CDC Director Rochelle Walensky Resigns After Disastrous Tenure That Leaves Public Trust in Shambles

Director of the CDC Rochelle Walensky is resigning at the end of the month, citing the end of the COVID-19 epidemic in her resignation letter released on Friday.

“I have never been prouder of anything I have done in my professional career,” Walensky, 54, wrote to President Biden, informing him that her last day will be June 30.

She said she had “mixed feelings” about stepping down, but that the end of emergency declarations related to pandemics seemed like a good time to do so.

The former infectious diseases expert from Harvard Medical School, who had no prior experience leading a government health body, has not been replaced with an interim director yet.

When it came to the Biden administration’s COVID reaction, including topics like school reopening, vaccine requirements, and mask demands, CDC Director Walensky came under fire.

Through documents obtained exclusively by The Post from government watchdog Americans for Public Trust, we now know that Walensky’s CDC allowed the American Federation of Teachers to suggest language for guidelines that kept schools closed for in-person learning months after studies showed children were at low risk of transmitting the virus in classes.

Former CDC Director Robert Redfield, who resigned months before Walensky took over, said that kids may safely return to classroom instruction.

“I think it’s really important to get our schools open,” he told ABC’s “Good Morning America” in July 2020.

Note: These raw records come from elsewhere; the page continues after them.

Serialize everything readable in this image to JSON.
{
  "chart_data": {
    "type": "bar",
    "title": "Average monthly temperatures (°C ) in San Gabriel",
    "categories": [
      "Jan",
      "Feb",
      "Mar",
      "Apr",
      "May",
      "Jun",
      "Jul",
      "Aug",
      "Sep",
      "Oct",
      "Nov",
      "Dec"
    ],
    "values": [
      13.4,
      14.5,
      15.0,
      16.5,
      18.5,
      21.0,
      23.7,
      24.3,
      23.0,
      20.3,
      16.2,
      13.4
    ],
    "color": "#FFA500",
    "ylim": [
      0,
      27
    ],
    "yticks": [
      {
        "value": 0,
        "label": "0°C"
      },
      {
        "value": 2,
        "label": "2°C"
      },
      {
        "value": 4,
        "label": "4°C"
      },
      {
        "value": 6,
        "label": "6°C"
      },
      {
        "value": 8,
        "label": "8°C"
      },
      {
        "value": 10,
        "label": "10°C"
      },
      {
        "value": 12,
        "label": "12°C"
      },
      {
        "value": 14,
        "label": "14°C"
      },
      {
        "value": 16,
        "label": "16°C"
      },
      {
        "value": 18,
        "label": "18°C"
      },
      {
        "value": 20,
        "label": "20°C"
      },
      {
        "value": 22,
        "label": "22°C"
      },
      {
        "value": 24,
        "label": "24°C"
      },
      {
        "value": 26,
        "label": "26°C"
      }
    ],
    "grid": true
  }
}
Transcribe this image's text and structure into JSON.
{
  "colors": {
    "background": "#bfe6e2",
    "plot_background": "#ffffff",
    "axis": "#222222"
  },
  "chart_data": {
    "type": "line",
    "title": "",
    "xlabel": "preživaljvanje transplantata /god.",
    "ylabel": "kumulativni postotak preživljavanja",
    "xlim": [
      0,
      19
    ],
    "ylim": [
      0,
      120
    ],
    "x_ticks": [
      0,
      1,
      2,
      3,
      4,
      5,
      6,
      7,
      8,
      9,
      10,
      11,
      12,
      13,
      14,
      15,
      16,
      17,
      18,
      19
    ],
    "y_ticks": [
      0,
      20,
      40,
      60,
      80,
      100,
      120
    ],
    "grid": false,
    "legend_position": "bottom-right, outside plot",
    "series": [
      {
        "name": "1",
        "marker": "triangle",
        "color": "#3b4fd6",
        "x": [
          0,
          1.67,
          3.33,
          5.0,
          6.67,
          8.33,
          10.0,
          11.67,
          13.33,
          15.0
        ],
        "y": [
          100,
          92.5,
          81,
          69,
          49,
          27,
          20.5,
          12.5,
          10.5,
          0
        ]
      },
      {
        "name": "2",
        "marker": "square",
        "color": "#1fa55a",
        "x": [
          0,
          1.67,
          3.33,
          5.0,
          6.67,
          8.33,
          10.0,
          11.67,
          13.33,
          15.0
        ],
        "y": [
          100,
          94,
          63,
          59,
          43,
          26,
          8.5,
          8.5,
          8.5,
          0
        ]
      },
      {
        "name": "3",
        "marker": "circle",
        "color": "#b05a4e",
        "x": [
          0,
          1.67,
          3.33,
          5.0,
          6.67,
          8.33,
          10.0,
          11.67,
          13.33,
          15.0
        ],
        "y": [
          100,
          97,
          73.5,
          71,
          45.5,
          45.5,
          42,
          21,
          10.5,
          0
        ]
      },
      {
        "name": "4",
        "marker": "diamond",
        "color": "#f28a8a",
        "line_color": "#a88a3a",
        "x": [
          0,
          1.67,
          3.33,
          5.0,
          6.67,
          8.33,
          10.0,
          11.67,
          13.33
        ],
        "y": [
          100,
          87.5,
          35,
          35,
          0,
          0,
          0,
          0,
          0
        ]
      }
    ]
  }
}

Also in 2021, Walensky was one of numerous Biden administration officials who erroneously stated that those who had received the COVID vaccination were immune to the virus.

Days later, the CDC director recanted, saying that “the evidence isn’t clear” and that she had been “speaking broadly.”

In the same year, the agency abandoned mask requirements, only to reinstate them a few months later.

In August of last year, Walensky admitted that she had made some “mistakes” during her time in office.

“For 75 years, CDC and public health have been preparing for COVID-19, and in our big moment, our performance did not reliably meet expectations,” she said in a statement.

The United States and the World Health Organization have both removed the COVID-19 pandemic from their lists of international health emergencies.

The number of deaths in the United States caused by the virus has dropped to its lowest point since the epidemic began.

White House chief of staff Jeff Zients said of Walensky in a statement: “Her creativity, skill and expertise, and pure grit were essential to our effective response and a historic recovery that made life better for Americans across the country.”